Et ça a tenu… jusqu’au covid long. Ou plus précisément, jusqu’à mon deuxième covid qui a empiré mon covid long. Ça fait plusieurs mois maintenant que j’ai de nouveau beaucoup de mal à lire. Et bien sûr, ça me manque. Alors j’ai décidé de me relancer dans une rééducation qui, après avoir fait le point, demandera un travail un peu différent de la première fois. Je me suis dit que je pourrais partager tout ça avec vous, peut-être que ça vous intéressera !
“I declare after all there is no enjoyment like reading! How much sooner one tires of any thing than of a book! — When I have a house of my own, I shall be miserable if I have not an excellent library.” - Jane Austen
Je viens d’une famille de lecteurices. Toute petite mes parents m’ont lu des livres, m’ont acheté des livres, et je les ai vus passer des heures à lire des livres de leur côté. Une de mes photos préférées de mon enfance est une photo où ma mère, mon père et moi sommes dans un lit et on lit toustes un livre. (Enfin moi je fais semblant parce que je ne vais pas réécrire l’histoire et dire que je savais lire à 3 ans, il ne faut pas exagérer). Quand je suis rentrée en maternelle, au bout de la première semaine j’ai dit à mes parents que j’étais très déçue parce qu’on n’avait toujours pas appris à lire… Bref, globalement le fait que j’ai été toute ma vie une grande lectrice n’est absolument pas surprenant.
Vous ne serez sûrement pas surprises ou surpris d’apprendre que ma princesse Disney préférée était Belle et que j’ai très certainement eu une période de ma vie où je ressemblais un peu plus à sa parodie par Sandrine de l’Offre qu’à l’originale (mais j’ai beaucoup travaillé sur moi pour ne plus voir la lecture comme quelque chose qui fait de moi quelqu’un de meilleur que les gens qui ne lisent pas parce que ça c’est typiquement un biais que je n’ai pas envie d’avoir) :
La majorité de ma vie, mes habitudes de lectures ont été de dévorer à peu près tout ce qui me tombait sous la main.
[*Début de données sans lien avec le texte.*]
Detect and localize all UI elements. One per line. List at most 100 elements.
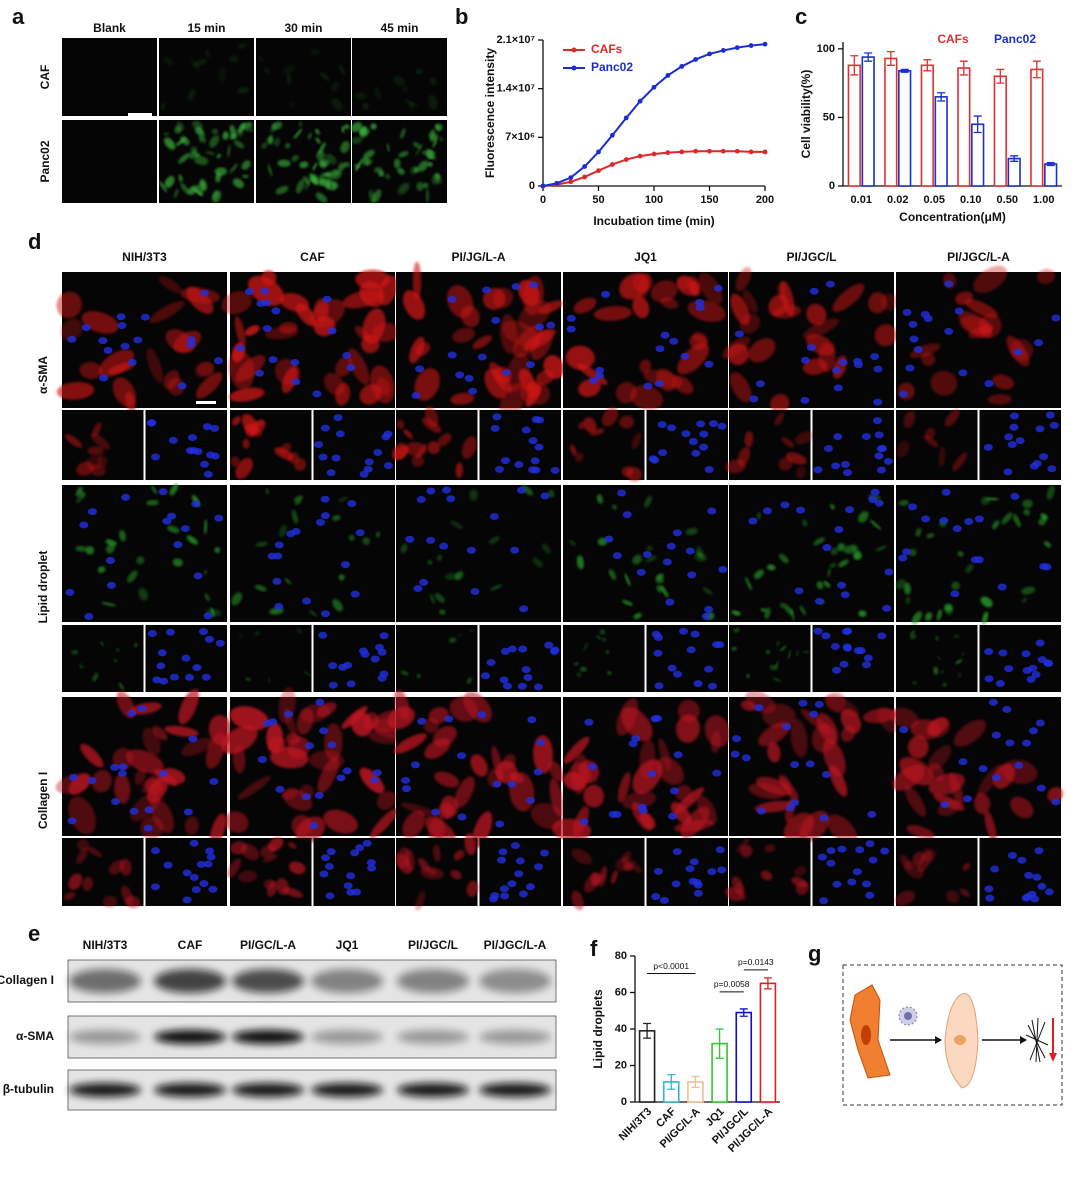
micrograph bbox=[221, 269, 400, 408]
cell bbox=[325, 184, 331, 190]
column-label: JQ1 bbox=[336, 938, 359, 952]
cell bbox=[114, 773, 131, 804]
cell bbox=[276, 878, 290, 896]
nucleus bbox=[405, 535, 415, 543]
micrograph bbox=[62, 483, 227, 622]
nucleus bbox=[325, 892, 335, 900]
cell bbox=[211, 190, 221, 203]
nucleus bbox=[188, 735, 198, 743]
nucleus bbox=[98, 337, 108, 345]
nucleus bbox=[650, 456, 660, 464]
cell bbox=[274, 137, 281, 147]
cell bbox=[160, 102, 166, 111]
nucleus bbox=[898, 554, 908, 562]
error-bar bbox=[667, 1073, 676, 1090]
cell bbox=[928, 717, 951, 738]
cell bbox=[260, 844, 276, 858]
cell bbox=[237, 86, 249, 94]
nucleus bbox=[525, 361, 535, 369]
cell bbox=[203, 569, 208, 575]
cell bbox=[433, 844, 441, 862]
nucleus bbox=[1004, 433, 1014, 441]
data-point bbox=[665, 150, 671, 156]
cell bbox=[436, 554, 443, 561]
nucleus bbox=[151, 847, 161, 855]
cell bbox=[909, 633, 917, 640]
nucleus bbox=[715, 846, 725, 854]
cell bbox=[370, 808, 399, 839]
cell bbox=[698, 272, 723, 305]
column-label: PI/JG/L-A bbox=[451, 250, 505, 264]
row-label: Collagen I bbox=[36, 772, 50, 829]
cell bbox=[736, 882, 746, 901]
cell bbox=[375, 531, 381, 538]
nucleus bbox=[447, 295, 457, 303]
cell bbox=[829, 562, 837, 569]
cell bbox=[565, 345, 595, 370]
nucleus bbox=[988, 698, 998, 706]
cell bbox=[299, 161, 309, 169]
nucleus bbox=[880, 847, 890, 855]
cell bbox=[200, 178, 208, 191]
cell bbox=[434, 771, 460, 788]
cell bbox=[563, 736, 590, 764]
nucleus bbox=[377, 674, 387, 682]
nucleus bbox=[909, 335, 919, 343]
nucleus bbox=[492, 413, 502, 421]
nucleus bbox=[718, 565, 728, 573]
nucleus bbox=[1007, 441, 1017, 449]
nucleus bbox=[377, 648, 387, 656]
cell bbox=[457, 634, 462, 637]
nucleus bbox=[457, 752, 467, 760]
nucleus bbox=[595, 366, 605, 374]
data-point bbox=[748, 43, 754, 48]
nucleus bbox=[717, 422, 727, 430]
cell bbox=[455, 462, 463, 478]
bar bbox=[898, 70, 912, 187]
cell bbox=[354, 325, 370, 341]
micrograph bbox=[396, 625, 478, 692]
nucleus bbox=[274, 602, 284, 610]
nucleus bbox=[431, 808, 441, 816]
nucleus bbox=[814, 597, 824, 605]
nucleus bbox=[417, 717, 427, 725]
micrograph bbox=[896, 625, 978, 692]
row-label: α-SMA bbox=[36, 356, 50, 394]
cell bbox=[178, 174, 183, 183]
y-axis-label: Lipid droplets bbox=[591, 989, 605, 1069]
cell bbox=[261, 142, 268, 149]
cell bbox=[832, 283, 865, 312]
micrograph-bg bbox=[979, 625, 1061, 692]
cell bbox=[806, 303, 827, 326]
cell bbox=[347, 348, 370, 385]
cell bbox=[518, 300, 551, 330]
nucleus bbox=[853, 357, 863, 365]
cell bbox=[694, 553, 708, 562]
nucleus bbox=[826, 859, 836, 867]
cell bbox=[946, 890, 960, 903]
nucleus bbox=[328, 662, 338, 670]
cell bbox=[838, 559, 849, 568]
cell bbox=[134, 642, 138, 648]
cell bbox=[90, 433, 110, 450]
scale-bar bbox=[196, 401, 216, 404]
cell bbox=[772, 677, 782, 682]
cell bbox=[735, 267, 752, 292]
cell bbox=[702, 587, 713, 595]
data-point bbox=[693, 148, 699, 154]
cell bbox=[962, 862, 971, 871]
cell bbox=[802, 650, 810, 654]
cell bbox=[632, 759, 663, 794]
cell bbox=[780, 645, 787, 652]
nucleus bbox=[411, 391, 421, 399]
micrograph bbox=[230, 410, 312, 480]
nucleus bbox=[785, 804, 795, 812]
cell bbox=[576, 672, 582, 678]
nucleus bbox=[189, 873, 199, 881]
cell bbox=[610, 870, 618, 884]
cell bbox=[624, 573, 631, 587]
nucleus bbox=[704, 665, 714, 673]
cell bbox=[79, 361, 103, 380]
cell bbox=[121, 885, 134, 906]
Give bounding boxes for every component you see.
Si un livre me plaisait, je pouvais passer mon weekend à le lire sans rien faire d’autre, comme on binge une série ou comme on passe un weekend à jouer à un jeu vidéo. Je ne compte plus les nuits blanches, ou très tardives, passées à me dire “bon encore un chapitre et j’arrête !” jusqu’à finir le livre. A l’adolescence j’ai commencé à lire en anglais et je l’ai fait en lisant des classiques de la littérature anglaise, et découvert qu’ils me plaisent souvent mieux que les classiques français. Mais j’ai des goûts assez éclectiques, je peux à la fois m’éclater en lisant de grands classiques et en lisant de l’urban fantasy, l’horreur et la science fiction sont des genres que j’adore, mais je lis aussi du théâtre, de la poésie, et tout un tas d’autres choses.
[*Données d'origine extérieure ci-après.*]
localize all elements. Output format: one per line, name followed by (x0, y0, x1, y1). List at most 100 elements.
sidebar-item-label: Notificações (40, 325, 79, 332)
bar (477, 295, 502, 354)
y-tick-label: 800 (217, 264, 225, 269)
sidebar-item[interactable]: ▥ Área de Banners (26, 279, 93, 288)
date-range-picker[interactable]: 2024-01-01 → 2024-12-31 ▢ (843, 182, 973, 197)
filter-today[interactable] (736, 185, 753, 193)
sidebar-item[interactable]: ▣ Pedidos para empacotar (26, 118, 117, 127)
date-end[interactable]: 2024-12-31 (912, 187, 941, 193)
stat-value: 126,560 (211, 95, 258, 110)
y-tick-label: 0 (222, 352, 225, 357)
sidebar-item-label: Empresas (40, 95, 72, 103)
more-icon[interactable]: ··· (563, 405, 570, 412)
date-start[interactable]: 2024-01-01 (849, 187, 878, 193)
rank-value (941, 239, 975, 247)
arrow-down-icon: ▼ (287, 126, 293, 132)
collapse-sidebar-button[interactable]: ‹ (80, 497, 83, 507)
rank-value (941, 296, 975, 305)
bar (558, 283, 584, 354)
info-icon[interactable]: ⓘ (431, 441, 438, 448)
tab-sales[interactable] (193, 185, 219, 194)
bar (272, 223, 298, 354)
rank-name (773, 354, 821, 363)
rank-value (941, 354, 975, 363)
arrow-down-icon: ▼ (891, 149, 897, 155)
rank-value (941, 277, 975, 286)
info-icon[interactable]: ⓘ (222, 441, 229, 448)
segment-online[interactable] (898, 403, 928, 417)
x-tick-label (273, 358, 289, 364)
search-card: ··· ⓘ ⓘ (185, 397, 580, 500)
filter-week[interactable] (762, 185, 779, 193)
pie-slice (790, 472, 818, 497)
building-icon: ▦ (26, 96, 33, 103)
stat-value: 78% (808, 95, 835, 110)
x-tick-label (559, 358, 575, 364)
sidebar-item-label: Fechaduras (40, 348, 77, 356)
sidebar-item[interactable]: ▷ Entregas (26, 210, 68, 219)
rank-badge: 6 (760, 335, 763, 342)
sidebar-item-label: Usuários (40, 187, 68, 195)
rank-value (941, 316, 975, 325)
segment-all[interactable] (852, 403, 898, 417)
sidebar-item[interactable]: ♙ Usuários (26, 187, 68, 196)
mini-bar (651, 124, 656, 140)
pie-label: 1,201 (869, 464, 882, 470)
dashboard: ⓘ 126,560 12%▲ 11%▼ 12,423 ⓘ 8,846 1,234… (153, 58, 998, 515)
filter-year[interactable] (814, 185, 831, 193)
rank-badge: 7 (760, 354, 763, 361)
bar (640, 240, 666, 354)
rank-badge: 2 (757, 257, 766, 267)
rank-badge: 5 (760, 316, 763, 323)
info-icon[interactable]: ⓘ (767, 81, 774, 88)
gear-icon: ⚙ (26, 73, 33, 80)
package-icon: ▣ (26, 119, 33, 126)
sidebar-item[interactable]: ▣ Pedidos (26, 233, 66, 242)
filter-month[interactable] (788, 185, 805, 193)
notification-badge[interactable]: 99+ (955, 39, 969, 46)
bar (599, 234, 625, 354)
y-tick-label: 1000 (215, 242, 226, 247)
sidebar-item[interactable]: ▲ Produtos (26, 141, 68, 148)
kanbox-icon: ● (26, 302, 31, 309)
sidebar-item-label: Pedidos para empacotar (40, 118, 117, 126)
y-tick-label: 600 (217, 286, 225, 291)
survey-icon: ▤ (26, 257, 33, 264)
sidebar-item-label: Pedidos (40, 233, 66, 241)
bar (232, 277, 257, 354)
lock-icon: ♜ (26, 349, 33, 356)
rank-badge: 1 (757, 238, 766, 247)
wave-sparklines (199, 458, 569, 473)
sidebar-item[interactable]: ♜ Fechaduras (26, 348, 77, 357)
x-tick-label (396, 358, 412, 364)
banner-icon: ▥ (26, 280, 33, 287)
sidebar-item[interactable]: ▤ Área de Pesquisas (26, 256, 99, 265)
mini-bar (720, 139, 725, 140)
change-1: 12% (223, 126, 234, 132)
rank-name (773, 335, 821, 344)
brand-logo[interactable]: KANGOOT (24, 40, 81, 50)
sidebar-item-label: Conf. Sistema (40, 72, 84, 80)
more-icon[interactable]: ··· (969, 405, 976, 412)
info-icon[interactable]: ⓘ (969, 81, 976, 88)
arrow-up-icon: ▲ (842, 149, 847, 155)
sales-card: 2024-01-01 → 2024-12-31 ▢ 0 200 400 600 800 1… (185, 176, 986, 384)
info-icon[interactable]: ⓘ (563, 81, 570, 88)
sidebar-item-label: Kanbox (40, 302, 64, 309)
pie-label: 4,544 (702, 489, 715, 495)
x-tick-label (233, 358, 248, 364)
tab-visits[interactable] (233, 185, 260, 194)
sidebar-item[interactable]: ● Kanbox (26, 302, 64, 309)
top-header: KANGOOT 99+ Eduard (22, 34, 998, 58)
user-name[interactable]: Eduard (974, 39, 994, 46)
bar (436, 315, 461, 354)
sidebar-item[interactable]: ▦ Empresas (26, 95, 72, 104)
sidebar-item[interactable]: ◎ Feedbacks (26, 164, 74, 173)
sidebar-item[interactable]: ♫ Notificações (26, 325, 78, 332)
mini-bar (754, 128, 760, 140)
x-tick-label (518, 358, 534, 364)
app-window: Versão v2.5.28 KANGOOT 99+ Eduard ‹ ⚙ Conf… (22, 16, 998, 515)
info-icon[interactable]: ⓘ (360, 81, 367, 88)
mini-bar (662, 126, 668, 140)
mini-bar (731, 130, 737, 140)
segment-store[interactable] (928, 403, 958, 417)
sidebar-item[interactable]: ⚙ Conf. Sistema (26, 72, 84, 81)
Une des choses que je me suis autorisée très tôt c’est de ne pas tout aimer. Alors des fois je n’aime pas un livre, je ne le finis pas, et c’est comme ça. Et ça peut être un grand classique que tout le monde adore comme un petit livre peu connu, ça ne change rien. Il y a des auteurs considérés comme des GÉNIES dont j’ai essayé de lire plusieurs livres avant d’abandonner… Et il y en a même que je n’arrive pas à lire mais dont je trouve les adaptations en films super (coucou Jules Verne mon nemesis). Et depuis l’adolescence j’ai aussi ajouté les livres de non-fiction à tout ce bazar ce qui fait que j’ai toujours au moins trois ou quatre livres en cours en parallèle pour pouvoir passer de l’un à l’autre selon les envies. Ah et puis les audiolivres aussi !
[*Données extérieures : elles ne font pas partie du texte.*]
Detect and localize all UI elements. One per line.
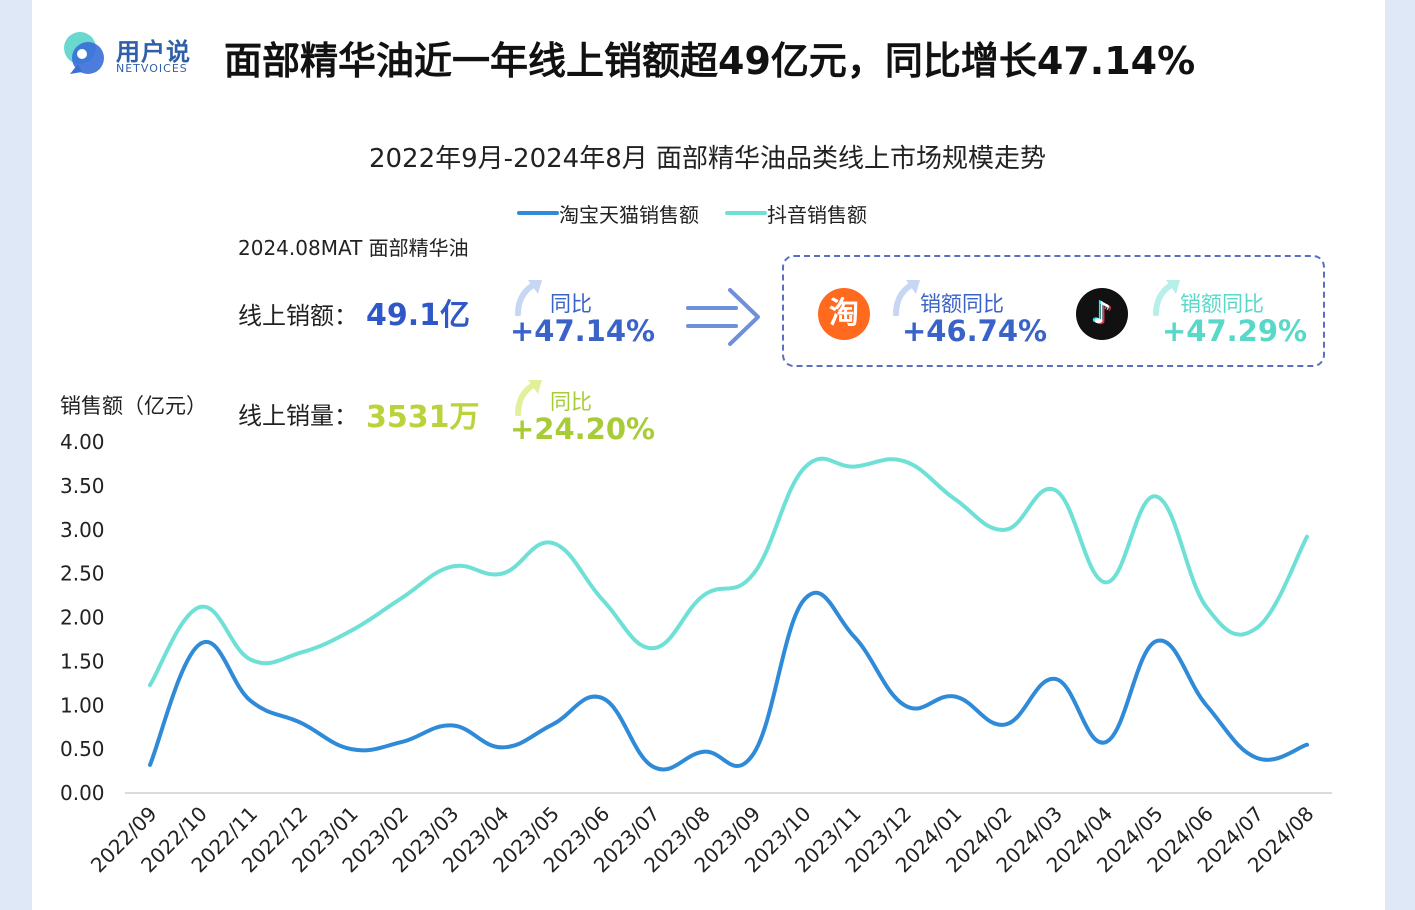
volume-label: 线上销量： bbox=[238, 402, 358, 430]
sales-growth-arrow-icon bbox=[515, 280, 542, 316]
y-tick-label: 1.50 bbox=[60, 649, 105, 673]
series-line-taobao-point bbox=[1003, 723, 1007, 727]
y-tick-label: 3.00 bbox=[60, 518, 105, 542]
series-line-douyin-point bbox=[249, 658, 253, 662]
series-line-taobao-point bbox=[500, 745, 504, 749]
series-line-taobao-point bbox=[400, 740, 404, 744]
brand-mark-icon bbox=[64, 32, 104, 74]
legend-label-taobao: 淘宝天猫销售额 bbox=[559, 202, 699, 227]
taobao-yoy-value: +46.74% bbox=[902, 314, 1048, 348]
douyin-logo-text: ♪ bbox=[1092, 296, 1112, 331]
series-line-douyin-point bbox=[148, 683, 152, 687]
y-tick-label: 4.00 bbox=[60, 430, 105, 454]
series-line-taobao-point bbox=[299, 721, 303, 725]
brand-logo: 用户说 NETVOICES bbox=[60, 26, 200, 82]
series-line-taobao-point bbox=[550, 723, 554, 727]
series-line-taobao-point bbox=[852, 635, 856, 639]
brand-name-cn: 用户说 bbox=[116, 38, 191, 66]
series-line-douyin-point bbox=[1003, 528, 1007, 532]
period-label: 2024.08MAT 面部精华油 bbox=[238, 236, 469, 260]
sales-yoy-value: +47.14% bbox=[510, 314, 656, 348]
y-tick-label: 2.50 bbox=[60, 562, 105, 586]
brand-name-en: NETVOICES bbox=[116, 62, 188, 75]
y-tick-label: 1.00 bbox=[60, 693, 105, 717]
y-tick-label: 0.00 bbox=[60, 781, 105, 805]
series-line-taobao-point bbox=[1053, 677, 1057, 681]
series-line-taobao-point bbox=[148, 763, 152, 767]
sales-yoy-label: 同比 bbox=[550, 292, 592, 316]
series-line-douyin-point bbox=[500, 572, 504, 576]
series-line-douyin-point bbox=[953, 497, 957, 501]
series-line-taobao-point bbox=[1255, 756, 1259, 760]
series-line-taobao-point bbox=[1204, 703, 1208, 707]
series-line-taobao-point bbox=[701, 750, 705, 754]
sales-label: 线上销额： bbox=[238, 302, 358, 330]
series-line-douyin-point bbox=[349, 629, 353, 633]
y-axis-label: 销售额（亿元） bbox=[60, 394, 207, 418]
series-line-douyin-point bbox=[400, 596, 404, 600]
legend-item-douyin: 抖音销售额 bbox=[725, 199, 867, 228]
douyin-growth-arrow-icon bbox=[1153, 280, 1180, 316]
volume-yoy-value: +24.20% bbox=[510, 412, 656, 446]
taobao-growth-arrow-icon bbox=[893, 280, 920, 316]
series-line-douyin-point bbox=[651, 646, 655, 650]
series-line-taobao-point bbox=[953, 694, 957, 698]
series-line-douyin bbox=[148, 456, 1309, 688]
taobao-logo-text: 淘 bbox=[829, 296, 859, 331]
double-arrow-right-icon bbox=[686, 288, 760, 346]
series-line-douyin-point bbox=[802, 466, 806, 470]
series-line-douyin-point bbox=[1255, 626, 1259, 630]
series-line-douyin-point bbox=[1104, 580, 1108, 584]
series-line-douyin-point bbox=[299, 651, 303, 655]
platform-growth-panel bbox=[782, 255, 1325, 367]
series-line-taobao-point bbox=[1305, 743, 1309, 747]
series-line-douyin-point bbox=[1053, 488, 1057, 492]
series-line-douyin-point bbox=[752, 572, 756, 576]
series-line-douyin-point bbox=[1305, 535, 1309, 539]
volume-value: 3531万 bbox=[366, 400, 480, 435]
series-line-douyin-point bbox=[852, 465, 856, 469]
series-line-taobao-point bbox=[651, 765, 655, 769]
y-tick-label: 0.50 bbox=[60, 737, 105, 761]
series-line-taobao-point bbox=[349, 747, 353, 751]
y-tick-label: 2.00 bbox=[60, 606, 105, 630]
volume-growth-arrow-icon bbox=[515, 380, 542, 416]
series-line-taobao-point bbox=[1154, 639, 1158, 643]
series-line-douyin-point bbox=[450, 565, 454, 569]
series-line-taobao-point bbox=[802, 598, 806, 602]
series-line-douyin-point bbox=[601, 598, 605, 602]
series-line-taobao-point bbox=[752, 752, 756, 756]
y-tick-label: 3.50 bbox=[60, 474, 105, 498]
taobao-yoy-label: 销额同比 bbox=[920, 292, 1004, 316]
series-line-taobao-point bbox=[249, 699, 253, 703]
series-line-taobao bbox=[148, 590, 1309, 772]
page-headline: 面部精华油近一年线上销额超49亿元，同比增长47.14% bbox=[224, 39, 1196, 83]
legend-swatch-taobao bbox=[517, 211, 559, 215]
report-card bbox=[32, 0, 1385, 910]
taobao-logo-icon: 淘 bbox=[818, 288, 870, 340]
legend-swatch-douyin bbox=[725, 211, 767, 215]
series-line-douyin-point bbox=[198, 605, 202, 609]
series-line-taobao-point bbox=[903, 703, 907, 707]
series-line-taobao-point bbox=[198, 642, 202, 646]
series-line-taobao-point bbox=[450, 723, 454, 727]
series-line-douyin-point bbox=[1154, 494, 1158, 498]
chart-title: 2022年9月-2024年8月 面部精华油品类线上市场规模走势 bbox=[368, 144, 1047, 174]
legend-item-taobao: 淘宝天猫销售额 bbox=[517, 199, 699, 228]
douyin-logo-icon: ♪ bbox=[1076, 288, 1128, 340]
chart-legend: 淘宝天猫销售额 抖音销售额 bbox=[517, 198, 893, 228]
series-line-douyin-point bbox=[903, 459, 907, 463]
series-line-taobao-point bbox=[601, 696, 605, 700]
series-line-douyin-point bbox=[550, 541, 554, 545]
volume-yoy-label: 同比 bbox=[550, 390, 592, 414]
legend-label-douyin: 抖音销售额 bbox=[767, 202, 867, 227]
sales-value: 49.1亿 bbox=[366, 298, 471, 333]
series-line-douyin-point bbox=[1204, 605, 1208, 609]
series-line-taobao-point bbox=[1104, 740, 1108, 744]
series-line-douyin-point bbox=[701, 594, 705, 598]
douyin-yoy-value: +47.29% bbox=[1162, 314, 1308, 348]
douyin-yoy-label: 销额同比 bbox=[1180, 292, 1264, 316]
(je dois admettre que la scène dans la Belle et la Bête avec la découverte de la bibliothèque me fait toujours autant frissonner rien que d’y penser. C’est sûrement LE truc que je ferais si j’avais de l’argent.)
“Until I feared I would lose it, I never loved to read. One does not love breathing.” - Harper Lee
De 2015 à 2017 j’ai eu un épisode de dépression sévère qui m’a amenée à être hospitalisée en clinique psy deux fois et à devoir faire une thérapie d’urgence pour aller mieux. C’était une période très noire de ma vie comme vous pouvez l’imaginer et j’y ai perdu pas mal de choses que j’ai mis des années à reconstruire ou réapprivoiser par la suite. Le goût de la lecture en fait partie.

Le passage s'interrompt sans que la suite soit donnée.